Where your criticism of New Urbanism rings true is that, unlike Savanah or Charleston, the New Urbanist developments do seem to arrive too complete, too resolved, overdetermined. Those older cities feel authentic not just because of their design, but because they embody layers of time, conflict, adaptation, and even inconsistency. That messiness (love that description, Kevin Klinkenberg) isn’t incidental; it’s constitutive. However, it’s not their fault that we’ve only gotten back to building quality habitats in the past 40 years. Human scale seems to be another essential element in creating that sense that connection. The hope is that when people have the opportunity to experience good urbanism, they will demand changes within their own habitats so that well-built places can continue to grow and evolve.
It strikes me that these two constraints of scarcity and encapsulation point to something structural. Scarcity: demand coupled with regulatory friction. Encapsulation: a product of the discontinuity of underlying systems (zoning, financing, street hierarchies). A New Urbanist development next to conventional suburbia isn't just visualy different. It operates on a different logic, and the seam between them is often hostile.
The last attachment here is a brilliant piece of writing by Anthony Eagan, a review of Jorge Almazan’s book Emergent Tokyo. In it, he compares St. Petersburg’s top-down planning with the organic, incremental iterations of ever-evolving Tokyo. Through the lens of complexity, Eagan suggests that maybe the best approach to good design is the framework within which all living systems exist; a scaffolding of structure that remains open and adaptive to change. Suburbia is chaos and noise, unable to cohere into something distinct. Top-down, solidified planning is rigid and eventually collapses. The trick is to find that flow between those two banks.
Thanks for your work. I enjoy your essays.
https://www.city-journal.org/article/liminal-urbanism
Reminds me of this Vonnegut quote about buying an envelope. He references computers but it works equally well about cars:
“I once told my wife I was going out to buy an envelope:
“Oh,” she said, “well, you’re not a poor man. You know, why don’t you go online and buy a hundred envelopes and put them in the closet?” And so I pretended not to hear her. And went out to get an envelope because I have a hell of a good time in the process of buying one envelope.

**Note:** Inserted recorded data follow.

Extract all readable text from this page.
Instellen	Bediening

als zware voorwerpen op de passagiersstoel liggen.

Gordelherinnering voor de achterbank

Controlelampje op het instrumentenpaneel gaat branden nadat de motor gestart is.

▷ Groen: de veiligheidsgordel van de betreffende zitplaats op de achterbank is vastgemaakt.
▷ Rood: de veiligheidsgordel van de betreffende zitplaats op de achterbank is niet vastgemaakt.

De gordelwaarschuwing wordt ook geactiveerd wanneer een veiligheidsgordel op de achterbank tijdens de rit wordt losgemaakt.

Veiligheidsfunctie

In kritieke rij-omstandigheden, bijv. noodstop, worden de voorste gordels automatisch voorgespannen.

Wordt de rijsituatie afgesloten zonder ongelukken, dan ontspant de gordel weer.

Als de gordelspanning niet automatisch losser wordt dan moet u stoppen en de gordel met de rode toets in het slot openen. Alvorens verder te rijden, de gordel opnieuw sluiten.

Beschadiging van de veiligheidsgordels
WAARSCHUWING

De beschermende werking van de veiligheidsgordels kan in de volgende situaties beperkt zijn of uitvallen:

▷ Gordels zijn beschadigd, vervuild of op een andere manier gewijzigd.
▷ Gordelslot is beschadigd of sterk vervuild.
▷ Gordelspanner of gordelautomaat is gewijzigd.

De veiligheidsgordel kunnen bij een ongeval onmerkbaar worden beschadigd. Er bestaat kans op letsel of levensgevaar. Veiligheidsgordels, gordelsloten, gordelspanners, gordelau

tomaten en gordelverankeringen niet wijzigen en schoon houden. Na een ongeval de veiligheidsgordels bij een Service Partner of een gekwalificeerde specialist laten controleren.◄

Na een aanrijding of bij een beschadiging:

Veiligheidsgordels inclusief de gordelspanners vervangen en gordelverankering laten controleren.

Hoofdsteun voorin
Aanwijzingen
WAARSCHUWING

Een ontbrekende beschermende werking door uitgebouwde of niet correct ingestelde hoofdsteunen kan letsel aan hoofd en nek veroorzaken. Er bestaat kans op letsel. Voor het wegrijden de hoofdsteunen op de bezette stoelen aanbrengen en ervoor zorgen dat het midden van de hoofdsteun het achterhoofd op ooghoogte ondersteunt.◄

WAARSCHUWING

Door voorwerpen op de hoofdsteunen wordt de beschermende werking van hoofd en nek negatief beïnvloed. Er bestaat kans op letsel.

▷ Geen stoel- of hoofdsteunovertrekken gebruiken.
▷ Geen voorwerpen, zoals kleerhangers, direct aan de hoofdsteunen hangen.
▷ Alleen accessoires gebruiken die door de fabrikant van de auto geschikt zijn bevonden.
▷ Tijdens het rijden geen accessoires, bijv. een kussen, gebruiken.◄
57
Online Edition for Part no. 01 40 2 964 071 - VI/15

I meet a lot of people. And see some great looking babies. And a fire engine goes by. And I give them the thumbs up. And I’ll ask a woman what kind of dog that is. And, and I don’t know.
The moral of the story is – we’re here on Earth to fart around.
Of course, the computers will do us out of that. But what the computer people don’t realise, or they don’t care, is we’re dancing animals. You know, we love to move around. And it’s like we’re not supposed to dance at all anymore.
Let’s all get up and move around a bit right now…or at least dance.”